Esta noche sería lo peor, se dijo. Cuando acabara, él habría perdido todo el poder sobre ella.
Él la tomó bajo las rodillas y la tumbó en la cama. Ella giró la cabeza cuando él comenzó a desnudarse. Momentos más tarde, él se subió al mismo lado de la cama, cediendo el colchón bajo su peso.
Cain sintió algo extraño en su interior al verla retirar la cabeza. Sus ojos cerrados… la resignación en esa cara en forma de corazón… ¿cuánto le habría costado admitir su miedo? Maldita sea, él no la quería así. El quería sus insultos y su lucha. Quería verla maldiciéndolo, con ese chispazo de cólera que tan bien conocía.

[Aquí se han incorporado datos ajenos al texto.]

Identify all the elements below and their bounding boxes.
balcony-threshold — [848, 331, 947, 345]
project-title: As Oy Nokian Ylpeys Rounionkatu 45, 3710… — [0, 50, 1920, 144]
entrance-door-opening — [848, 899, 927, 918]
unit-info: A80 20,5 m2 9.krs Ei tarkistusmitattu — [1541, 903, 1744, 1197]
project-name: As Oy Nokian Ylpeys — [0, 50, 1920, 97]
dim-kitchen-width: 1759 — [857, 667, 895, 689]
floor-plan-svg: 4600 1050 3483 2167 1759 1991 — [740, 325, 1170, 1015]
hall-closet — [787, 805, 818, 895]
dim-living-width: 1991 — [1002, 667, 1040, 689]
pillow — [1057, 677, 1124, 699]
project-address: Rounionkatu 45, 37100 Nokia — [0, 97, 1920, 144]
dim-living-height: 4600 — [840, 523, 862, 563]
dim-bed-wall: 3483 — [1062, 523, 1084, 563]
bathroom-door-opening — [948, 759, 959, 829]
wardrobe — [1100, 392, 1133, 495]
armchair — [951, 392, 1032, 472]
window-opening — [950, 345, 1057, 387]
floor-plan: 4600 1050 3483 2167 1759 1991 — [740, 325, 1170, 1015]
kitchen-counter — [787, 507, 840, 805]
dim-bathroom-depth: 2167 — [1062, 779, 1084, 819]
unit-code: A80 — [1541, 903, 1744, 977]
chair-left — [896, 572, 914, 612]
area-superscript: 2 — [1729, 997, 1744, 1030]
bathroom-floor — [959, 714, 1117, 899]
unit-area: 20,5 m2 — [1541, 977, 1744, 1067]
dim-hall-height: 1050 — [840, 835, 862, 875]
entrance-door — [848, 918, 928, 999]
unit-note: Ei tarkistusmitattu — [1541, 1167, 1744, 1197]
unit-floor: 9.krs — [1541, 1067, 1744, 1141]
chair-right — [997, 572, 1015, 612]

Le separó las rodillas para forzar su reacción, pero ni siquiera entonces luchó. Abrió un poco más las piernas y cambió su posición para arrodillarse entre ellas. Entonces miró hacia abajo a la parte secreta de ella, bañada por la luz de la lámpara.
Ella siguió inmóvil cuando él separó el sedoso vello oscuro con los dedos. Su rosa salvaje de las profundidades del bosque. Pétalos dentro de pétalos. Protectoramente doblados alrededor de su corazón. El estómago le dio un vuelco al mirarla. Sabía desde la tarde del estanque lo pequeña que era, lo apretada que estaba. Se sintió inundado por un indiscutible sentimiento de ternura.

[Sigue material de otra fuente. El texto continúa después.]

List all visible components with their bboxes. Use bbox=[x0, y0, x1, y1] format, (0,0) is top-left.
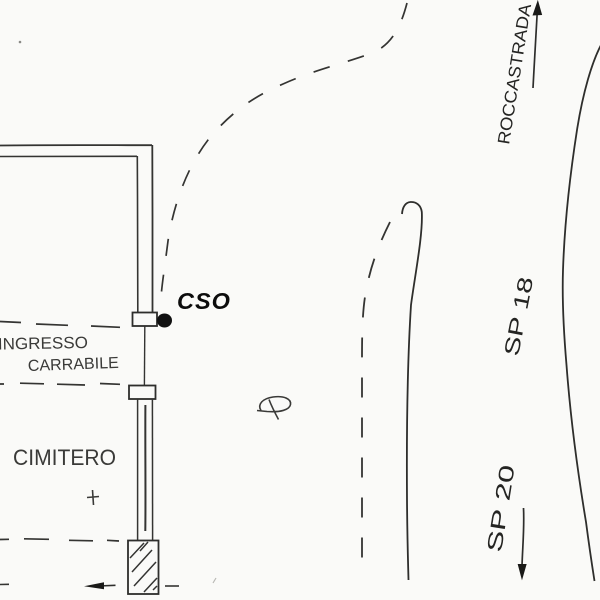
svg-text:CSO: CSO bbox=[177, 288, 231, 314]
svg-text:INGRESSO: INGRESSO bbox=[0, 334, 88, 354]
svg-text:CIMITERO: CIMITERO bbox=[13, 445, 116, 470]
svg-text:CARRABILE: CARRABILE bbox=[28, 355, 120, 375]
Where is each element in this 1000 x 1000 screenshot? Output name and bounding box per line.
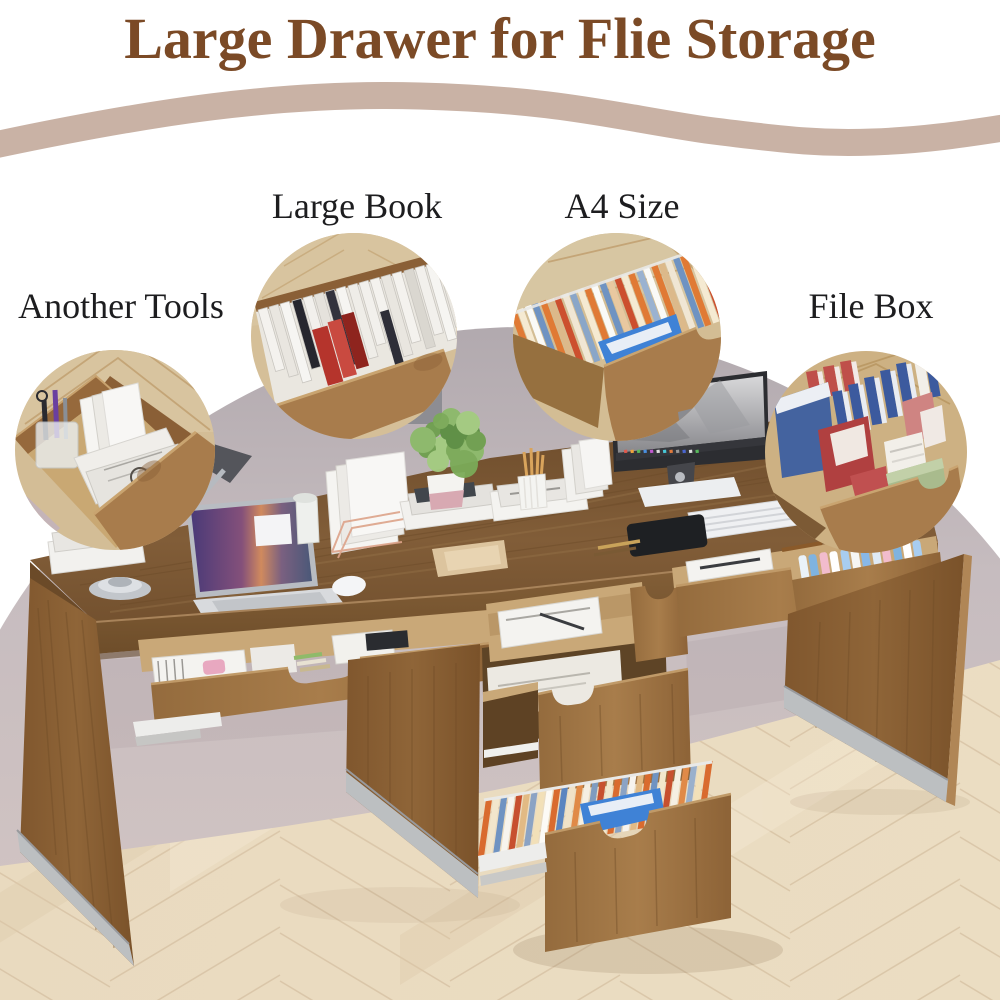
svg-text:Another Tools: Another Tools — [18, 286, 224, 326]
svg-text:File Box: File Box — [808, 286, 933, 326]
svg-text:Large Drawer for Flie Storage: Large Drawer for Flie Storage — [124, 6, 876, 71]
svg-text:Large Book: Large Book — [272, 186, 442, 226]
svg-text:A4 Size: A4 Size — [565, 186, 680, 226]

Por el rabillo del ojo vio su delicada mano formarse en un puño sobre la colcha. Esperaba que se abalanzase sobre él y luchara por lo que le estaba haciendo. Deseaba que lo hiciera. Pero ella no se movió, y su misma impotencia lo desarmó.
Con un gemido se acostó y la estrechó entre sus brazos. Ella estaba temblando. La sensación de culpa tan poderosa como su deseo luchaba dentro de él. Nunca había tratado a una mujer tan cruelmente. Esto era parte de la locura a la que había llegado.

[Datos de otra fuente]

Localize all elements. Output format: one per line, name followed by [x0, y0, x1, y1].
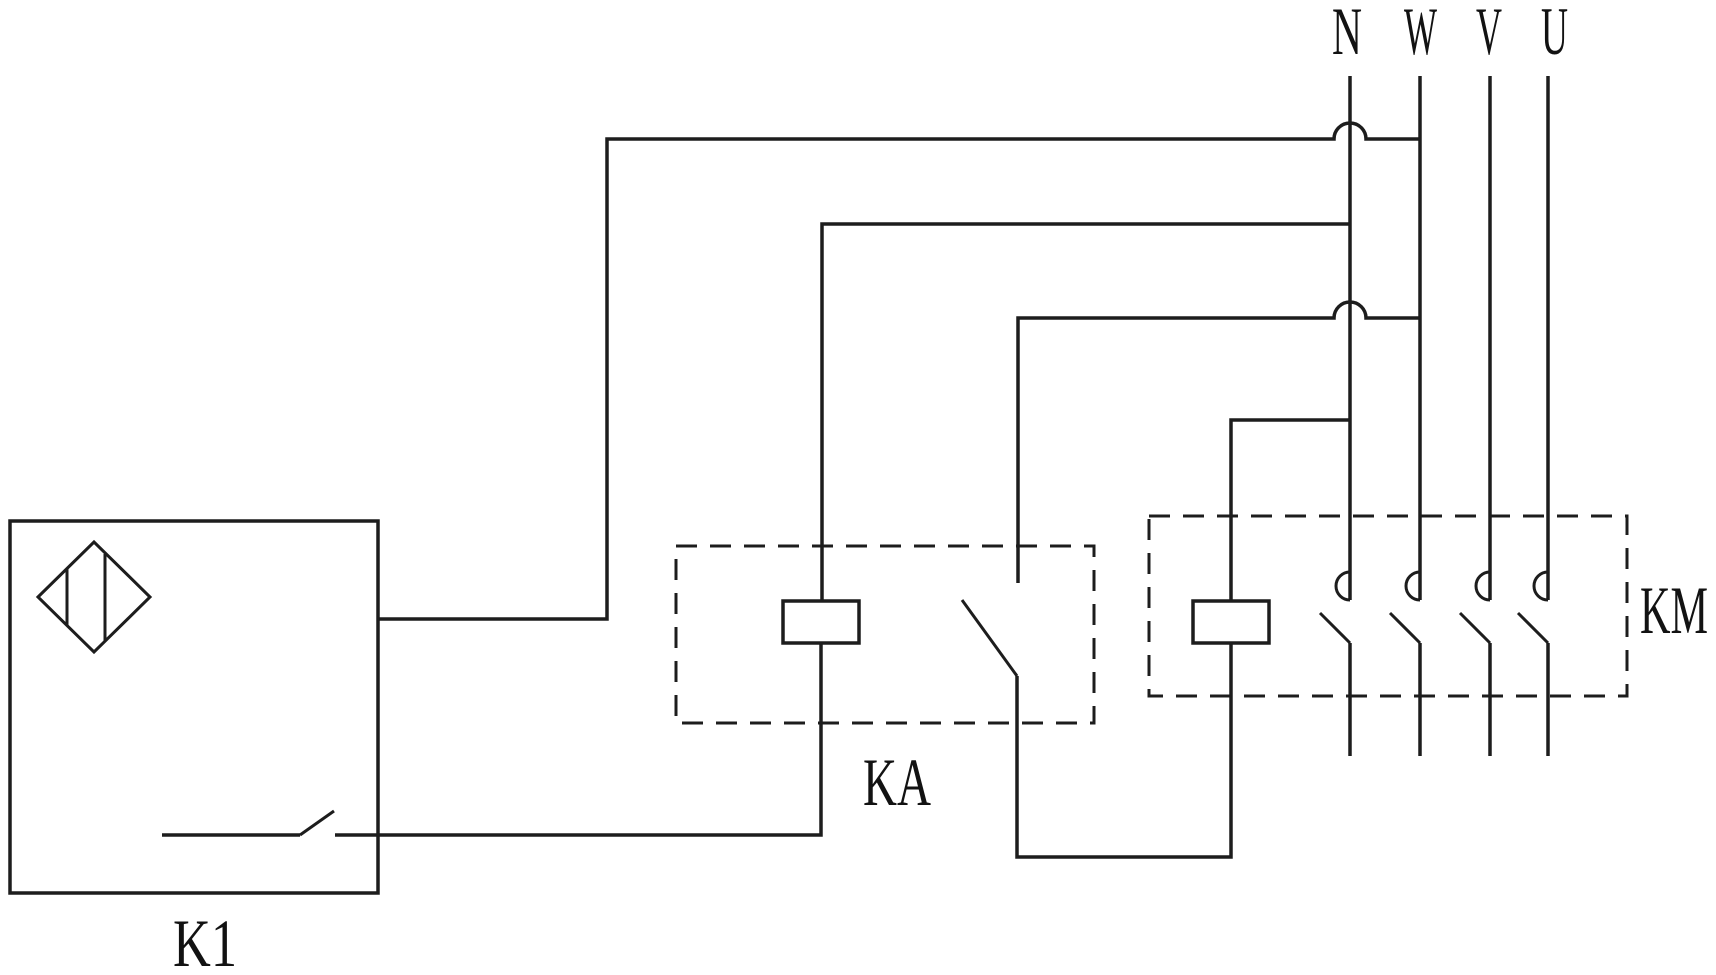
phase-n-label: N — [1332, 0, 1362, 69]
km-label: KM — [1640, 572, 1708, 648]
phase-w-label: W — [1404, 0, 1437, 69]
phase-u-label: U — [1541, 0, 1568, 69]
circuit-diagram: N W V U K1 KA — [0, 0, 1716, 975]
km-coil — [1193, 601, 1269, 643]
ka-coil — [783, 601, 859, 643]
phase-v-label: V — [1476, 0, 1502, 69]
k1-label: K1 — [173, 905, 237, 975]
canvas-background — [0, 0, 1716, 975]
schematic-page: N W V U K1 KA — [0, 0, 1716, 975]
ka-label: KA — [863, 744, 931, 820]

Él la sostuvo contra su pecho desnudo y acarició los mechones húmedos de su pelo. Mientras la calmaba, alimentaba su propio deseo, pero no cedió hasta que finalmente Kit dejó de temblar.
– Lo siento -susurró él.
El brazo de Cain parecía sólido e irónicamente consolador envolviéndola. Oyó su respiración lenta pero sabía que no estaba dormido, no más de lo que lo estaba ella. La luz plateada de la luna llenaba de quietud la habitación, y ella sintió una extraña sensación de calma. A pesar de la tranquilidad, por el infierno que habían pasado y el infierno que sin duda tenían por delante, se vio obligada a hablar.
– ¿Por qué me odias tanto? Antes incluso de lo del molino. Desde el día que regresé a Risen Glory.
Él se quedó en silencio durante un momento. Después la respondió.
– Nunca te he odiado.
– Estaba destinada a aborrecer a quién heredara Risen Glory -dijo ella.
– ¿Todo vuelve siempre a Risen Glory, no? ¿Amas tanto esta plantación?
– Más que a nada en el mundo. Risen Glory es todo lo que he tenido siempre. Sin ella, no soy nada.
Él retiró un mechón de pelo que le caía sobre la mejilla.
– Eres una mujer hermosa y además tienes coraje.
– ¿Cómo puedes decir eso después de lo que he hecho?
– Supongo que hacemos lo que creemos conveniente.
– ¿Cómo forzarme a casarme contigo?
– Como eso -sé quedó callado un momento-. No lo siento Kit. No más que tú.
Su tensión volvió.
– ¿Por qué no has seguido adelante y has terminado lo que ibas a hacer? No te lo habría impedido.
– Porque te quiero dispuesta. Deseosa y tan hambrienta de mí como yo de tí.
Ella era demasiado consciente de su desnudez, y se alejó de él.
– Eso no ocurrirá nunca.
Esperaba verlo enfadado. En su lugar, él se recostó en las almohadas y la miró sin intentar tocarla.
– Tienes una naturaleza apasionada. Lo sé por tus besos. No temas eso.
– No quiero tener una naturaleza apasionada. Está mal en una mujer.
– ¿Quién te ha dicho eso?
– Todo el mundo lo sabe. Cuando la señora Templeton nos habló de la Vergüenza de Eva, nos lo dijo.
– ¿La qué de Eva?
– La Vergüenza de Eva. Ya sabes.
– Buen Dios -él se incorporó en la cama-. ¿Kit sabes exactamente lo que ocurre entre un hombre y una mujer?
– He visto a los caballos.
– Los caballos no son humanos -le puso las manos en los hombros y la giró hacia él-. Mírame. Aunque me odies, ahora estamos casados y no podrás evitar que te toque. Pero quiero que sepas lo que ocurre entre nosotros. No quiero asustarte otra vez.
Pacientemente, con un lenguaje sencillo y directo le habló de su propio cuerpo y del suyo. Y le dijo como era el momento de la penetración.